My strides swallowed the black tarmac, the dappled starlight, and the dry tamarind leaves that crunched beneath my feet. Headmost wild boars tilted their heads aggressively – their sounder halted and fidgety behind them – but let me pass before they crossed the road. Itchy mongrels chasing gophers snapped at me, but stayed well out of reach of a sound kick on their butts. Shy blue bulls shrank in alarm from the brush they were munching and bolted, their hog tufts bristling in the muggy air. As the road narrowed and meandered into a gravely dust track, the menagerie of critters fell behind and left me in peace.
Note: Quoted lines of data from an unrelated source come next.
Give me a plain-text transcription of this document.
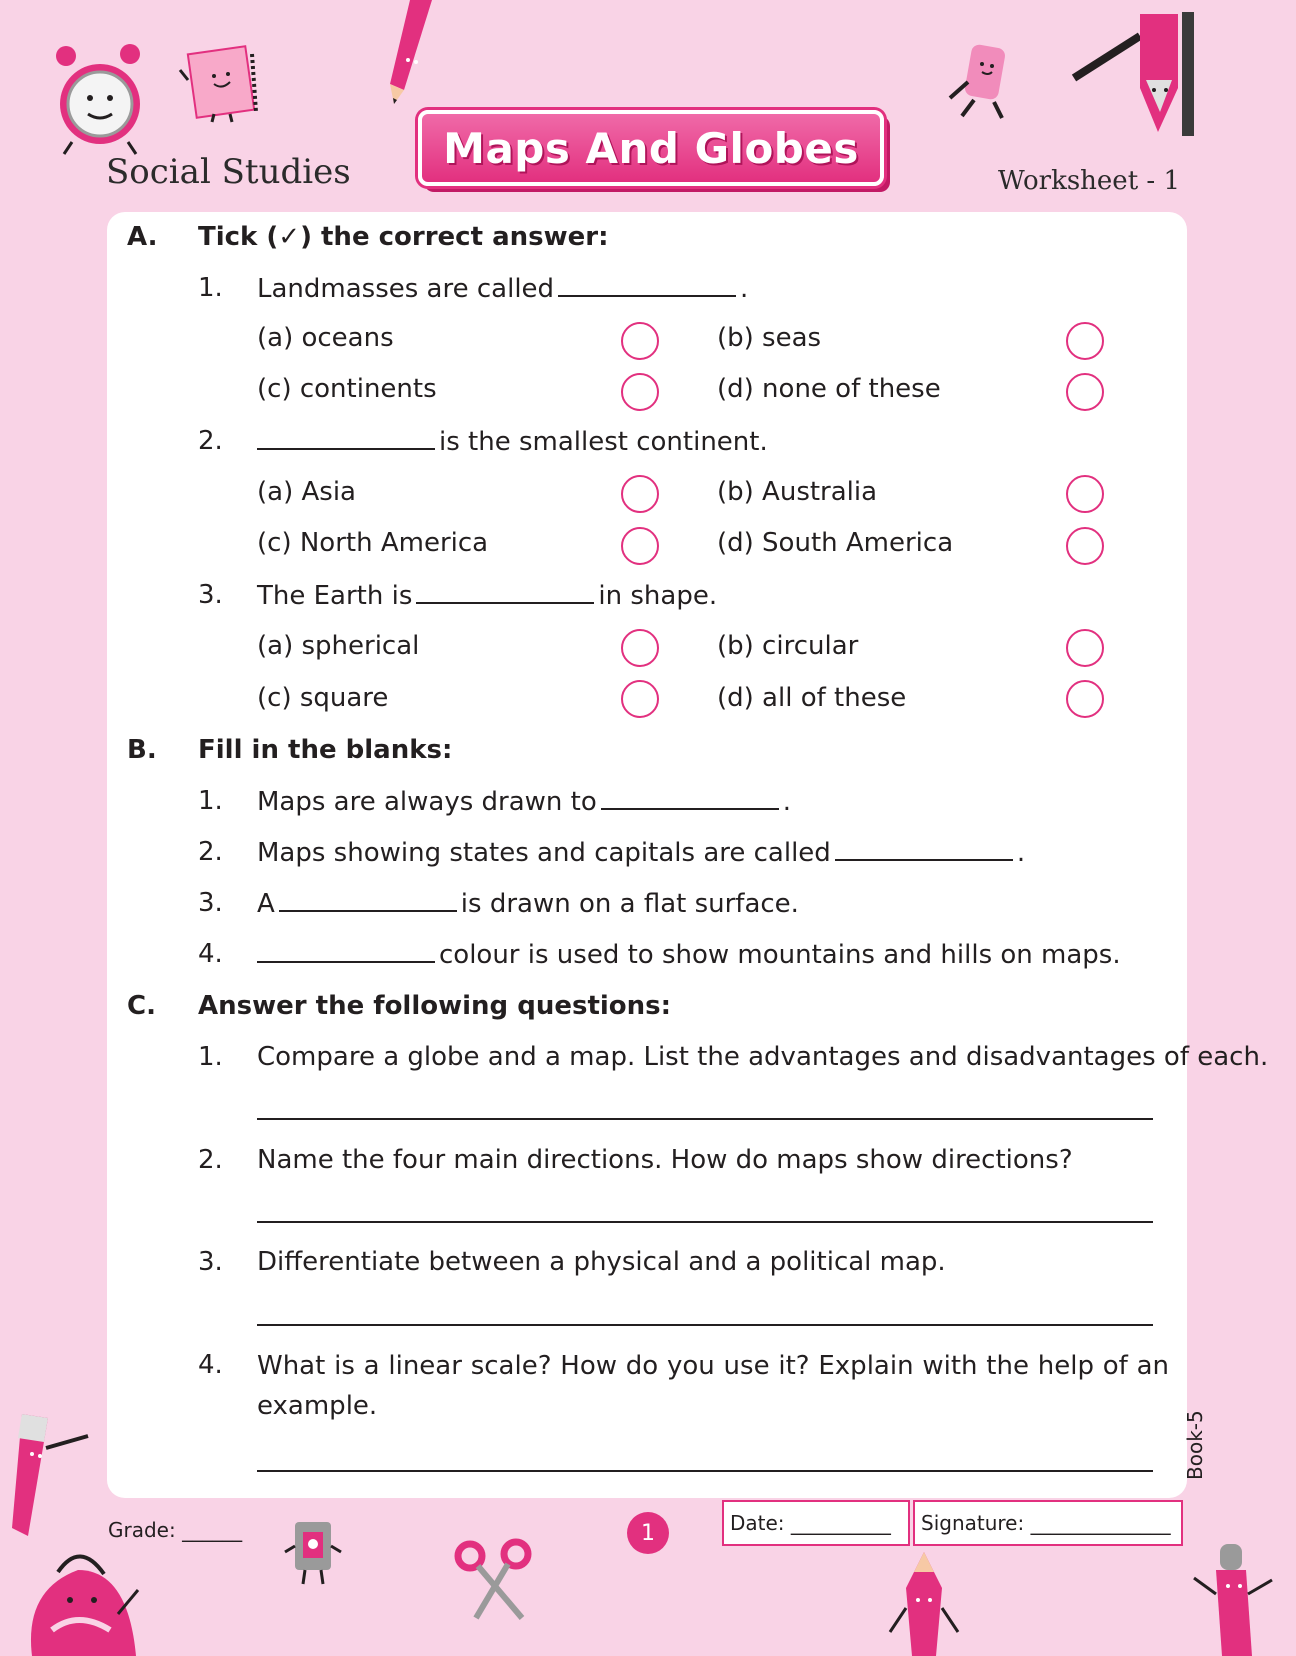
Social Studies Maps And Globes
Worksheet - 1
A. Tick (✓) the correct answer:
1. Landmasses are called	.
(a) oceans	(b) seas
(c) continents	(d) none of these
2.	is the smallest continent.
(a) Asia	(b) Australia
(c) North America	(d) South America
3. The Earth is	in shape.
(a) spherical	(b) circular
(c) square	(d) all of these
B. Fill in the blanks:
1. Maps are always drawn to	.
2. Maps showing states and capitals are called	.
3. A	is drawn on a flat surface.
4.	colour is used to show mountains and hills on maps.
C. Answer the following questions:
1. Compare a globe and a map. List the advantages and disadvantages of each.
2. Name the four main directions. How do maps show directions?
3. Differentiate between a physical and a political map.
4. What is a linear scale? How do you use it? Explain with the help of an example.
Book-5
Grade: ______	1	Date: __________ Signature: ______________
Or so at least I thought.
Other than the thump of my feet pounding the road and the rhythmic breathing, something else began to fill the silence of the crepuscular night. Sometimes it was a rustle in the grass and sometimes wood clanking against wood. It ran alongside, a susurrus dashing portside before looping astern to starboard, and then like a flying pennant flapping overhead. I held a steady keel, my vessel grim and daring. It chased me now and then raced ahead; its arms aloft it scrambled up banana trees and slithered down telephone cables before swinging from Verde Gris light poles. It bounded over wooden benches and dived under stone culverts, now like a crazed hound racing spray-curled in the wind, and then, a sepulchral creature of the dark rearing against the pale moon, silent sometimes, sometimes gnashing its teeth. I sensed it reluctantly falling behind when I hit the beach with the blue sea on one side and the tall, puce-colored compound wall of the penal colony on the other.
But it was back again when I met the road that took me through the gloomy woods the next evening…and every evening after that. It was getting impatient, audacious, with each passing day, licking at my heels, caressing my sweaty nape, an inky shadow skimming the road and the moonlight in my wake, waning into the moldering heap of dewy turf whenever I jerked back in growing dread. I soon realized the wild creatures of the night weren’t avoiding me; they were fleeing the shadows that pursued me.